Gastric cancer (GC) is a common cancer in Asian, which arises due to a combination of genetic and environmental factors. Chronic inflammation with Helicobacter pylori is a major risk factor for GC. However, only about 3% of H. pylori-infected people develop GC. Changes in gastric microbial composition are associated with GC, but the role of bacteria other than H. pylori is yet to be established. We seek to characterize the microbial changes associated with histologic stages of gastric tumorigenesis. We performed 16S rRNA gene analysis of gastric mucosal samples from 81 cases including superficial gastritis (SG), atrophic gastritis (AG), intestinal metaplasia (IM) and gastric cancer (GC), to determine mucosal microbiome dysbiosis across stages of GC. We validated the results in mucosal samples of 126 cases from Inner Mongolia, China. Moreover, we identified differences in bacterial interactions across stages of gastric carcinogenesis in addition to microbial compositional changes. The significant enrichments and network centralities suggest potentially important roles of P. stomatis, D. pneumosintes, S. exigua, P. micra and S. anginosus in gastric cancer progression (Gut 2018). To identify non-H. pylori gastric microbes that are associated with inflammation, GA and IM post-treatment of H. pylori infection, we evaluated a total of 295 cases received one-week course omeprazole, amoxicillin and clarithromycin (OAC) while 292 cases received placebo. Subjects underwent endoscopy with biopsy at baseline and after one year. We demonstrated that Oral bacterial genera Peptostreptococcus, Streptococcus, Parvimonas, Prevotella and Porphyromonas are associated with the progression of gastric inflammation, GA and IM following anti-H. pylori therapy. Treatment targeting these bacteria may be prescribed to patients to reduce the risk of developing gastric cancer (unpublished data). The findings may help to provide new insights for the molecular pathogenesis of gastric carcinogenesis, the potential diagnostic bacteria markers for GC and the control of this major malignance.

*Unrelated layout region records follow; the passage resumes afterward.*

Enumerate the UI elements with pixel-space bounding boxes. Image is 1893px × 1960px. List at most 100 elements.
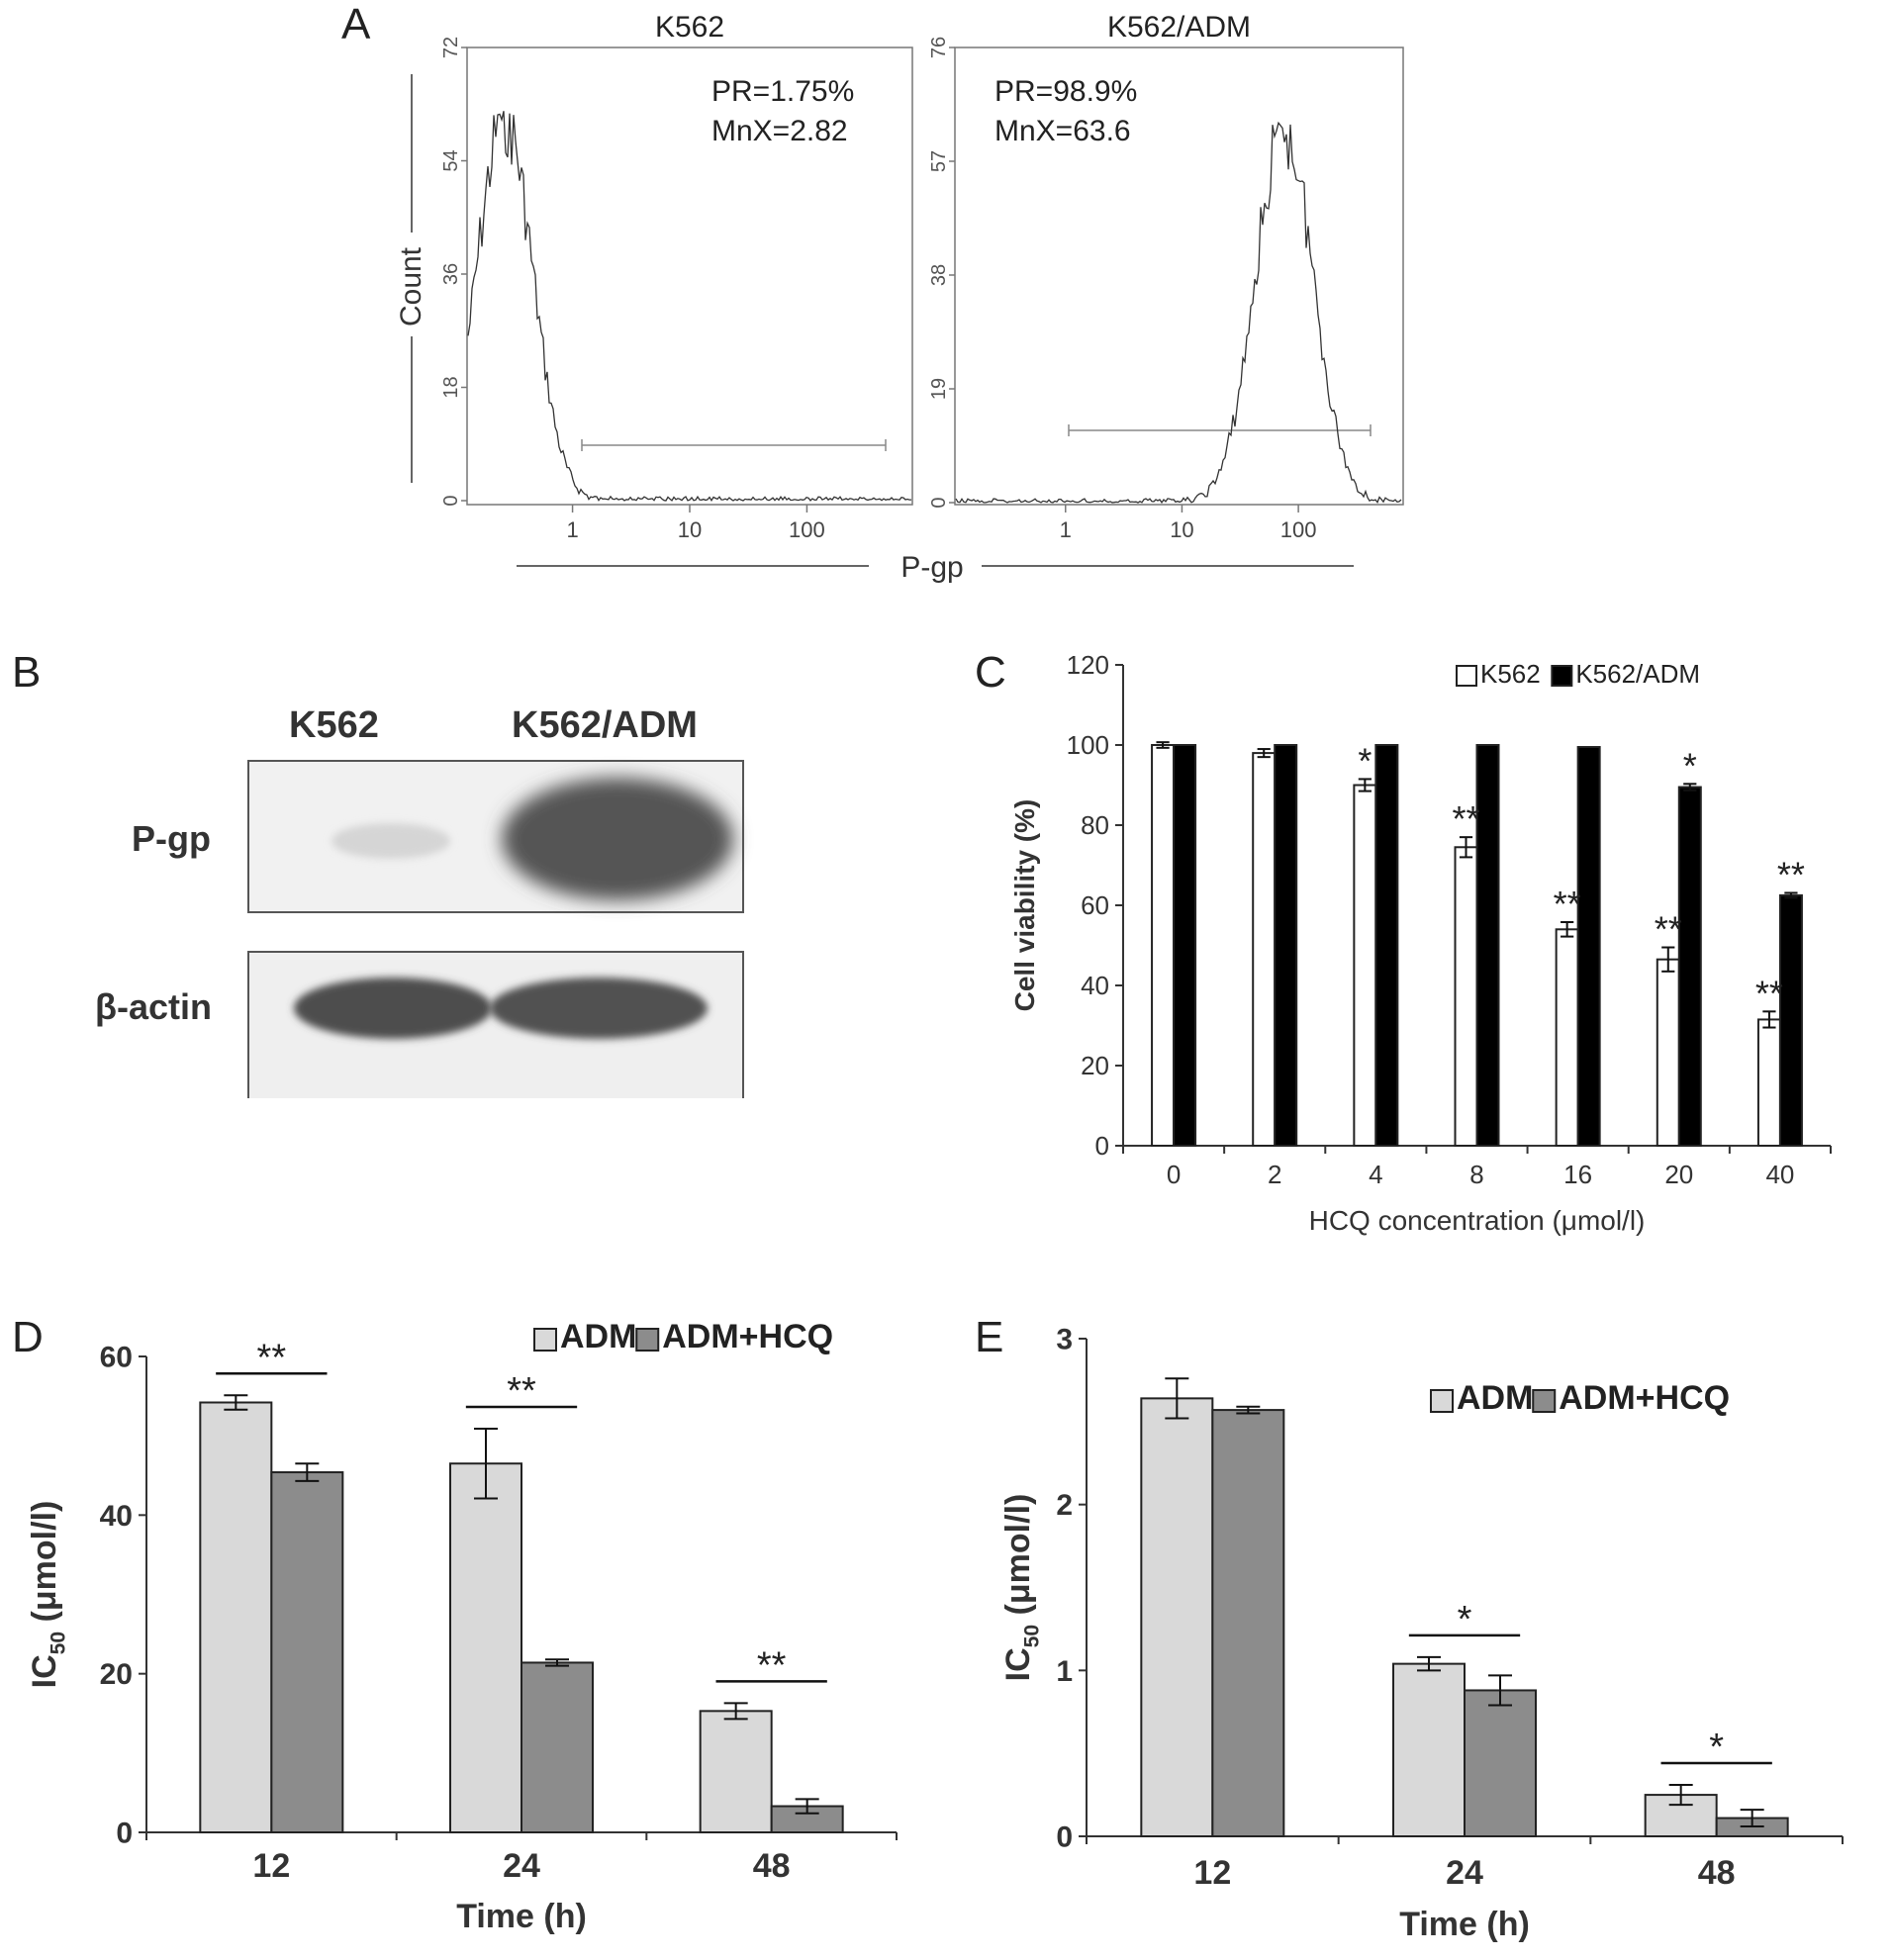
y-tick-label-1: 1 bbox=[1056, 1655, 1073, 1688]
x-tick-label-5: 20 bbox=[1664, 1160, 1693, 1189]
histogram-ytick-label-0-0: 0 bbox=[440, 495, 462, 506]
legend-swatch-1 bbox=[635, 1328, 660, 1352]
significance-mark-0: ** bbox=[257, 1337, 287, 1378]
bar-adm-12 bbox=[199, 1401, 273, 1833]
histogram-ytick-label-0-2: 36 bbox=[440, 263, 462, 285]
legend-swatch-0 bbox=[1430, 1389, 1454, 1413]
panel-letter-e: E bbox=[975, 1313, 1004, 1361]
x-tick-label-0: 12 bbox=[1193, 1854, 1231, 1892]
histogram-xtick-label-1-0: 1 bbox=[1060, 517, 1072, 542]
bar-k562-adm-4 bbox=[1374, 744, 1399, 1147]
y-axis-label-unit: (μmol/l) bbox=[999, 1494, 1037, 1625]
x-axis-label: Time (h) bbox=[456, 1898, 587, 1935]
histogram-ytick-label-1-2: 38 bbox=[928, 264, 950, 286]
y-tick-label-0: 0 bbox=[1056, 1821, 1073, 1854]
x-tick-label-0: 0 bbox=[1167, 1160, 1181, 1189]
histogram-xtick-label-1-1: 10 bbox=[1170, 517, 1193, 542]
histogram-trace-1 bbox=[955, 121, 1402, 505]
histogram-ytick-label-0-4: 72 bbox=[440, 37, 462, 58]
x-tick-label-6: 40 bbox=[1765, 1160, 1794, 1189]
histogram-xtick-label-0-2: 100 bbox=[789, 517, 825, 542]
y-tick-label-2: 2 bbox=[1056, 1489, 1073, 1522]
histogram-stat-0-0: PR=1.75% bbox=[711, 75, 854, 108]
y-axis-label: Count bbox=[395, 246, 427, 327]
x-tick-label-1: 24 bbox=[1446, 1854, 1483, 1892]
bar-k562-4 bbox=[1353, 784, 1377, 1147]
panel-b-western-blot: K562 K562/ADM P-gp β-actin bbox=[0, 673, 772, 1098]
panel-letter-a: A bbox=[341, 0, 371, 48]
y-tick-label-3: 60 bbox=[1081, 890, 1109, 920]
blot-lane-label-k562: K562 bbox=[289, 704, 379, 746]
blot-band-actin-k562-adm bbox=[490, 978, 708, 1039]
x-tick-label-2: 4 bbox=[1369, 1160, 1382, 1189]
legend-swatch-1 bbox=[1532, 1389, 1557, 1413]
y-tick-label-4: 80 bbox=[1081, 810, 1109, 840]
panel-letter-b: B bbox=[12, 648, 42, 697]
bar-adm-48 bbox=[699, 1710, 773, 1833]
legend-label-1: ADM+HCQ bbox=[1559, 1379, 1730, 1417]
histogram-ytick-label-1-4: 76 bbox=[928, 37, 950, 58]
histogram-ytick-label-1-3: 57 bbox=[928, 150, 950, 172]
bar-k562-2 bbox=[1252, 752, 1277, 1147]
histogram-ytick-label-0-3: 54 bbox=[440, 149, 462, 171]
x-tick-label-1: 2 bbox=[1268, 1160, 1281, 1189]
x-tick-label-1: 24 bbox=[503, 1847, 540, 1885]
panel-a-flow-histograms: Count P-gp K562 PR=1.75% MnX=2.82 0 18 36 54 72 1 1… bbox=[395, 11, 1404, 584]
y-tick-label-3: 3 bbox=[1056, 1324, 1073, 1356]
histogram-title-1: K562/ADM bbox=[1107, 11, 1251, 44]
legend-swatch-0 bbox=[533, 1328, 557, 1352]
significance-mark-2: ** bbox=[1554, 884, 1581, 924]
significance-mark-0: * bbox=[1358, 740, 1372, 781]
significance-mark-4: ** bbox=[1755, 973, 1783, 1013]
y-tick-label-1: 20 bbox=[100, 1658, 133, 1691]
bar-k562-adm-8 bbox=[1475, 744, 1500, 1147]
bar-adm-24 bbox=[449, 1462, 522, 1833]
bar-adm-24 bbox=[1392, 1662, 1466, 1838]
x-tick-label-4: 16 bbox=[1563, 1160, 1592, 1189]
y-axis-label: IC50 (μmol/l) bbox=[26, 1501, 70, 1689]
legend-swatch-0 bbox=[1456, 665, 1477, 687]
blot-lane-label-k562-adm: K562/ADM bbox=[512, 704, 698, 746]
x-axis-label: HCQ concentration (μmol/l) bbox=[1309, 1205, 1646, 1236]
bar-adm-hcq-12 bbox=[270, 1471, 344, 1833]
histogram-ytick-label-0-1: 18 bbox=[440, 376, 462, 398]
bar-k562-adm-20 bbox=[1677, 786, 1702, 1147]
histogram-trace-0 bbox=[467, 111, 911, 503]
x-tick-label-3: 8 bbox=[1469, 1160, 1483, 1189]
y-tick-label-1: 20 bbox=[1081, 1051, 1109, 1080]
histogram-xtick-label-0-1: 10 bbox=[678, 517, 702, 542]
y-axis-label-sub: 50 bbox=[47, 1632, 70, 1654]
histogram-stat-0-1: MnX=2.82 bbox=[711, 115, 848, 147]
blot-band-actin-k562 bbox=[294, 978, 492, 1039]
significance-mark-3: ** bbox=[1655, 909, 1682, 950]
y-tick-label-3: 60 bbox=[100, 1342, 133, 1374]
bar-adm-hcq-12 bbox=[1211, 1409, 1285, 1837]
y-tick-label-2: 40 bbox=[1081, 971, 1109, 1000]
legend-label-0: K562 bbox=[1480, 659, 1541, 689]
panel-d-ic50-k562-chart: 0 20 40 60 12 24 48 ** ** ** Time (h) IC50 (μmol/l)… bbox=[26, 1318, 898, 1935]
legend-swatch-1 bbox=[1551, 665, 1573, 687]
legend-label-1: ADM+HCQ bbox=[662, 1318, 833, 1355]
x-axis-label: Time (h) bbox=[1399, 1906, 1530, 1943]
significance-mark-0: * bbox=[1458, 1599, 1472, 1640]
y-axis-label: IC50 (μmol/l) bbox=[999, 1494, 1044, 1682]
bar-k562-0 bbox=[1151, 744, 1176, 1147]
blot-row-label-pgp: P-gp bbox=[132, 818, 211, 859]
y-tick-label-6: 120 bbox=[1067, 650, 1109, 680]
blot-row-label-beta-actin: β-actin bbox=[95, 986, 212, 1027]
bar-k562-16 bbox=[1555, 928, 1579, 1147]
y-axis-label-unit: (μmol/l) bbox=[26, 1501, 63, 1632]
bar-adm-12 bbox=[1140, 1397, 1214, 1838]
legend-label-1: K562/ADM bbox=[1575, 659, 1700, 689]
bar-k562-adm-16 bbox=[1576, 746, 1601, 1148]
x-tick-label-2: 48 bbox=[753, 1847, 791, 1885]
panel-letter-c: C bbox=[975, 648, 1006, 697]
y-axis-label-main: IC bbox=[26, 1654, 63, 1688]
y-axis-label: Cell viability (%) bbox=[1009, 799, 1040, 1012]
histogram-ytick-label-1-0: 0 bbox=[928, 497, 950, 508]
bar-k562-adm-2 bbox=[1274, 744, 1298, 1147]
significance-mark-1: ** bbox=[507, 1370, 536, 1412]
legend-label-0: ADM bbox=[560, 1318, 636, 1355]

The Center for Translational Microbiome Research (CTMR) started in January 2016 as a collaboration between Karolinska Institutet, Science for Life Laboratory and Ferring Pharmaceuticals. Since then, a broad technical, biological, clinical and epidemiological platform for studying complex microbiological communities in well-defined human materials has been established. CTMR aims to better understand the contribution of the human microbiome to physiology and pathophysiology with the goal to open opportunities for development of novel therapies in the area of gastroenterology and reproductive health. The talk will present details on CTMR´s efforts to define what is healthy in the human gut and vaginal microbiome and approaches to develop therapies or lifestyle interventions to change a dysbiotic profile back to normal again.

Gut mirobiome is associated with many chronic metabolic diseases, therefore gut microbiome check has a potential for disease diagnosis and risk assessment. Nevertheless, gut microbial composition is highly complex and could be affected by many host factors and become highly variable among individuals. Previous studies have reported inconsistent dysbiosis patterns for the same disease but the underlying reason remained unclear and this phenomenon hindered the application of gut microbiome in diseases diagnosis. We conducted the to-date largest gut microbiome and chronic disease survey (GGMP, Guangdong Gut Microbiome Project). Our analysis showed that geography has a much larger effect in correlating with gut microbiome variations than age, disease and lifestyle do. Gut microbiota biomarkers and machine learning models for chronic diseases were significantly limited by geographical effect. We further proposed a general framework to understand dysbiosis patterns for various diseases that the disease effect shall be compared with geographical effect to determine if the disease-related microbiome biomarkers can be generally applied or specific to a certain region. We then analyzed the dysbiosis pattern for metabolic syndrome using this population-based dataset and found the pattern is phylogenetically consistent which also showed additive effect with sedentary lifestyles in associating with metabolic syndrome epidemic. Our data indicated an association between gut microbiome and disease epidemiology. On the other hand, our study also warns commercial services of gut check that is not based on population-level databases. We emphasize that large-scale population-level dataset and sophisticated analysis are essential to support future applications of gut microbiome.